Synopsis

Keywords: Quantitative Imaging, Machine Learning/Artificial Intelligence

Machine learning offers a principled approach for developing automatic algorithms for analysis of high-dimensional biomedical data. The continuous-time random-walk model (CTRW) is novel non-Gaussian diffusion model that provides promising evidence indicating a possible link between voxel-level spatiotemporal diffusion heterogeneity and microscopic intravoxel tissue heterogeneity giving the model advantages in diagnosing many diseases¹. In this study, we apply a machine-learning algorithm, the principal component analysis (PCA), for quantitative automatic diagnosis to grade rectal cancer using parameters from CTRW model. Our study shows that PCA has the potential to grade rectal cancer with higher accuracy than the original parameters.

Introduction

The CTRW is a relatively new and advanced DWI technique which recognizes intravoxel diffusion heterogeneity in both time and space¹. By probing the underlying microstructural and topological features of biological tissue, the CTRW model offers substantial advantage in differentiating low- versus high-grade tumors. Recent development in decision-support systems based on machine learning (ML) algorithms have shown the potential to performing complex tasks that are currently assigned to specialists to improve diagnostic accuracy. Principal Component Analysis (PCA) is a popular tool for data dimensionality reduction in the presence of complex correlation structure by creating new summary variables, principal components (PCs), the optimal, uncorrelated linear combinations of the original variables, maximizing possible variance among all linear combinations of the original variables. In this study, we evaluate the diagnostic performance of machine learning algorithms of Principal Component Analysis (PCA) in grading rectal cancer based on CTRW model parameters.

Methods

A total of 27 patients with 14 low-grade (grade 1 and 2) and 13 high-grade (grade 3) were recruited into this prospective study. All patients received the MRI examination with a 3.0 T scanner (uMR 780, United-Imaging Healthcare, Shanghai, China). The parameters (D, α, and β) of the CTRW model were estimated by fitting,
$$S(b) = S_0 E_{\alpha}(-(bD)^{\beta})$$
where E_α is a Mittag-Leffler function of the α order, β corresponds to spatial diffusion heterogeneity, and both α and β are bounded in the range of 0 and 1. Principal component analysis with single and double principal components (PCs) were applied to both low- and high-grade groups with all three parameters with Python's Scikit-Learn machine-learning package was employed. The support vector machines (SVM) and receiver operating characteristic (ROC) analysis were performed for evaluating the diagnostic performance. The statistical differences between the two categories in the mean of principal component of the patches were evaluated by Pearson correlation analysis.

Results

The maps of parameters are calculated in the region of both low- and high-grade tumor as shown in Figure 1. The color maps are created using a jet colorbar from Matlab.
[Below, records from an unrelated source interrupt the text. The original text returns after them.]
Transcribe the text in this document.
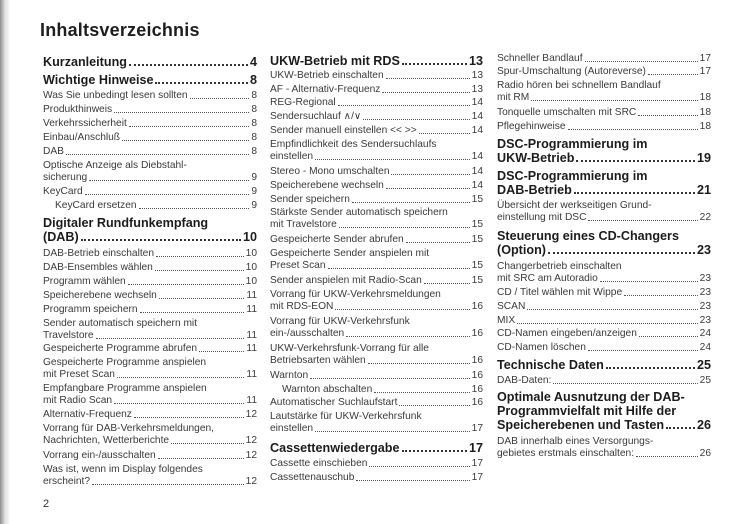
Inhaltsverzeichnis
Kurzanleitung	4
Wichtige Hinweise	8
Was Sie unbedingt lesen sollten	8
Produkthinweis	8
Verkehrssicherheit	8
Einbau/Anschluß	8
DAB	8
Optische Anzeige als Diebstahl-
sicherung	9
KeyCard	9
KeyCard ersetzen	9
Digitaler Rundfunkempfang
(DAB)	10
DAB-Betrieb einschalten	10
DAB-Ensembles wählen	10
Programm wählen	10
Speicherebene wechseln	11
Programm speichern	11
Sender automatisch speichern mit
Travelstore	11
Gespeicherte Programme abrufen	11
Gespeicherte Programme anspielen
mit Preset Scan	11
Empfangbare Programme anspielen
mit Radio Scan	11
Alternativ-Frequenz	12
Vorrang für DAB-Verkehrsmeldungen,
Nachrichten, Wetterberichte	12
Vorrang ein-/ausschalten	12
Was ist, wenn im Display folgendes
erscheint?	12
UKW-Betrieb mit RDS	13
UKW-Betrieb einschalten	13
AF - Alternativ-Frequenz	13
REG-Regional	14
Sendersuchlauf ∧/∨	14
Sender manuell einstellen << >>	14
Empfindlichkeit des Sendersuchlaufs
einstellen	14
Stereo - Mono umschalten	14
Speicherebene wechseln	14
Sender speichern	15
Stärkste Sender automatisch speichern
mit Travelstore	15
Gespeicherte Sender abrufen	15
Gespeicherte Sender anspielen mit
Preset Scan	15
Sender anspielen mit Radio-Scan	15
Vorrang für UKW-Verkehrsmeldungen
mit RDS-EON	16
Vorrang für UKW-Verkehrsfunk
ein-/ausschalten	16
UKW-Verkehrsfunk-Vorrang für alle
Betriebsarten wählen	16
Warnton	16
Warnton abschalten	16
Automatischer Suchlaufstart	16
Lautstärke für UKW-Verkehrsfunk
einstellen	17
Cassettenwiedergabe	17
Cassette einschieben	17
Cassettenauschub	17
Schneller Bandlauf	17
Spur-Umschaltung (Autoreverse)	17
Radio hören bei schnellem Bandlauf
mit RM	18
Tonquelle umschalten mit SRC	18
Pflegehinweise	18
DSC-Programmierung im
UKW-Betrieb	19
DSC-Programmierung im
DAB-Betrieb	21
Übersicht der werkseitigen Grund-
einstellung mit DSC	22
Steuerung eines CD-Changers
(Option)	23
Changerbetrieb einschalten
mit SRC am Autoradio	23
CD / Titel wählen mit Wippe	23
SCAN	23
MIX	23
CD-Namen eingeben/anzeigen	24
CD-Namen löschen	24
Technische Daten	25
DAB-Daten:	25
Optimale Ausnutzung der DAB-
Programmvielfalt mit Hilfe der
Speicherebenen und Tasten	26
DAB innerhalb eines Versorgungs-
gebietes erstmals einschalten:	26
2
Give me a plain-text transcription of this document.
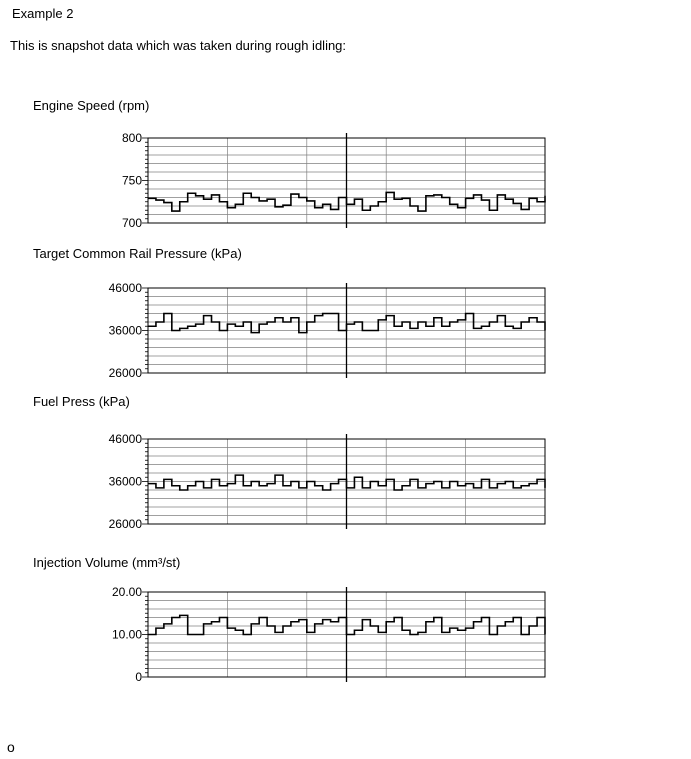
Example 2
This is snapshot data which was taken during rough idling:
Engine Speed (rpm)
800
750
700
Target Common Rail Pressure (kPa)
46000
36000
26000
Fuel Press (kPa)
46000
36000
26000
Injection Volume (mm³/st)
20.00
10.00
0
o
Figure 2 displays the PCA results of both low- and high-grade with both principal components. It can be seen that first principal component is responsible for 68.55% variance and the second principal component causes 29.81% variance in the dataset. A linear SVM is used to classify low- and high-grade group and results in diagnostic accuracy (96.3%), sensitivity (100%) and specificity (92.9%). The same linear SVM is applied with original parameters and results in diagnostic accuracy (92.6%), sensitivity (100%) and specificity (85.7%). The performance of the PCA with single principal component and ROC analysis based on all four combinations of the CTRW parameters [(D,α,β), (D,α), (D,β), (α,β)] are computed. The results of PCA of four combinations in low- and high-grade groups (p-values < 0.05) are shown in Figure 3. The ROC analysis suggests that the combinations of (D,α,β) and (D,β) yield the largest AUC (0.978). The ROC analysis results are shown in Figure 4.

Discussion

From the PCA with double principal components, collectively we can say that (68.55 + 29.81) 98.36% of the classification information contained in the feature set is captured by the first two principal components. This result agrees with the single principal analysis, since the combination of (D,β) gives the same AUC(0.978) as all three parameters ensemble. This can be interpreted as the α values of low- and high-graded tumors are not significantly different and therefore make almost no contribution to the total covariance. The CTRW model has only 3 parameters, and the advantage of PCA would be more significant when using more complicate models with more parameters as PCA can project the original data onto lower-dimensional space while preserving as much of the data's variation as possible.

Conclusion

Using machine-learning algorithms for classification with the CTRW model parameters, we have been able to well-differentiate low- and high-grade rectal cancer with an accuracy increased from 92.6% to 96.3%. With further validation, the machine learning algorithms are expected to enhance the capability of multi-parameters diffusion model such as CTRW model for non-invasive in vivo rectal cancer grading.

Acknowledgements

No acknowledgement.

References

1. Karaman MM, Sui Y, Wang H, et al. Differentiating low- and high-grade pediatric brain tumors using a continuous-time randomwalk diffusion model at high b-values. Magn Reson Med. 2016;76(4):1149-1157.